Press Release: International Trade Showing Signs of Recovery After 2009 Decline, According to New Bay Area Council Economic Institute Report
The Bay Area Council Economic Institute (BACEI) today released a new report, International Trade and the Bay Area Economy: Regional Interests and Global Outlook, 2010-2011. The fourth in a series produced in alternating years since 2003, the report assesses current trends in international trade, trade negotiations, regional trade activity, and trade-related infrastructure.
It finds that international trade, which declined with the global economy in 2009, is recovering.
“After a deep global recession, trade is growing again,” said Sean Randolph, President & CEO of the Bay Area Council Economic Institute. “This is important not just for large companies, but for thousands of small and medium sized companies as well. As a major trading region, we need to support open markets, help smaller companies succeed as exporters, and invest in the port, airport and transportation infrastructure that will support a growing volume of goods and people entering and leaving the region.”
The report notes that while in recent years the United States has not actively sought new free trade agreements, three bilateral agreements negotiated by the Bush Administration – with Korea, Columbia and Panama – have been stalled in Congress.

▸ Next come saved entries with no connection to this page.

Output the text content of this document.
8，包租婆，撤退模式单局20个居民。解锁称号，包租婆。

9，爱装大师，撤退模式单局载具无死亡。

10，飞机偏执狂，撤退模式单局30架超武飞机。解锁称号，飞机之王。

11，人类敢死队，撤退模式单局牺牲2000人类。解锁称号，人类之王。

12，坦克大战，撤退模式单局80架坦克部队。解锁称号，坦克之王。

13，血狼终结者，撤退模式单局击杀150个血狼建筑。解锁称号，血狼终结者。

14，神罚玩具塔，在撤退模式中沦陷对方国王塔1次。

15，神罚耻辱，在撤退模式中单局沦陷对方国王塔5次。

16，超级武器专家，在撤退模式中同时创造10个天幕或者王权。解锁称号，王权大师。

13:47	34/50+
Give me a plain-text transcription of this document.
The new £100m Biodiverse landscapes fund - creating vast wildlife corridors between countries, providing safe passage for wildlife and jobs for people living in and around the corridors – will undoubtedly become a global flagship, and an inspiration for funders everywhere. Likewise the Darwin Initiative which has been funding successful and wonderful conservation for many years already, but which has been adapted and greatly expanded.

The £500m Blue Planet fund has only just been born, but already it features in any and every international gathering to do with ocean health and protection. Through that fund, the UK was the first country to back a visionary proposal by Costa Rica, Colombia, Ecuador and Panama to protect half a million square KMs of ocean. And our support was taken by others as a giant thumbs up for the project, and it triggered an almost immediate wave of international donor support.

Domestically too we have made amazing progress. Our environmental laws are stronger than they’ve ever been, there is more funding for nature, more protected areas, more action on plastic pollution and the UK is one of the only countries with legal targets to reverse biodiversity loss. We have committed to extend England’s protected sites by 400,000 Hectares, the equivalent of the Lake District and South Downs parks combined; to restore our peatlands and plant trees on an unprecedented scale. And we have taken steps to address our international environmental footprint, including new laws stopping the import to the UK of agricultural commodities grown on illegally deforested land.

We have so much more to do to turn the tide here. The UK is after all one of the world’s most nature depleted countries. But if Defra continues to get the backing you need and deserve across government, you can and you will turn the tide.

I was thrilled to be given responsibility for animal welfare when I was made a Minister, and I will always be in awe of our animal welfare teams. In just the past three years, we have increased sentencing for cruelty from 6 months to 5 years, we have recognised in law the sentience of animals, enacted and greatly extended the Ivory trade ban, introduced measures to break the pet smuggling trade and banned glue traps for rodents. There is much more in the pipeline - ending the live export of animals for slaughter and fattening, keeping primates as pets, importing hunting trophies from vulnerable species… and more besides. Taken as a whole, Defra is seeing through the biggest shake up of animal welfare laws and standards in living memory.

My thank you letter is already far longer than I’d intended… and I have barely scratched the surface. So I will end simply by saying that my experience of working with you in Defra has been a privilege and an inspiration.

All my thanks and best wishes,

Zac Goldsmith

Of these, it finds that the agreement with Korea is most important to the Bay Area, due to the size of Korea’s economy and its status as a major trading partner. President Obama has expressed support for all three agreements, and has negotiated amendments to the Korea agreement that will set up a Congressional vote this year.
“Passage of the Korea-U.S. Free Trade Agreement is a Bay Area priority, and should be supported by every member of the region’s Congressional delegation,” said Jim Wunderman, President & CEO of the Bay Area Council.
From a Bay Area standpoint, the report notes two other trade forums that merit particular attention in 2011. Negotiations are underway for a Trans-Pacific Partnership with nine U.S. trading partners in the Asia-Pacific region. The United States will also host the 21-nation APEC (Asia-Pacific Economic Cooperation) Leaders Summit in Honolulu in November. The pre-summit, which will engage 1,000-2,000 ministers, ambassadors, senior officials and business leaders from the 21 APEC economies, will be held in San Francisco in September, offering a unique opportunity to address California and Bay Area priorities.
These developments are particularly important for the Bay Area, which ranks as the nation’s fourth largest source of exports. Asia continues to be the Bay Area’s largest export market, with computer and electronic products the leading export. The region’s exports are diverse, however, also including wine, apparel, petroleum products, and a wide array of services.
A survey conducted for the report of leading Bay Area companies and where they earn their revenue (in the U.S. or overseas) finds that 2009 broke a longstanding trend in which companies derived an ever-increasing share of revenue from global markets. This reflected the stalling of the global economy in 2008-09. With trade gathering momentum in 2010 and strong growth in many Asia-Pacific markets, however, the historic trend toward growing dependence on international trade is likely to resume.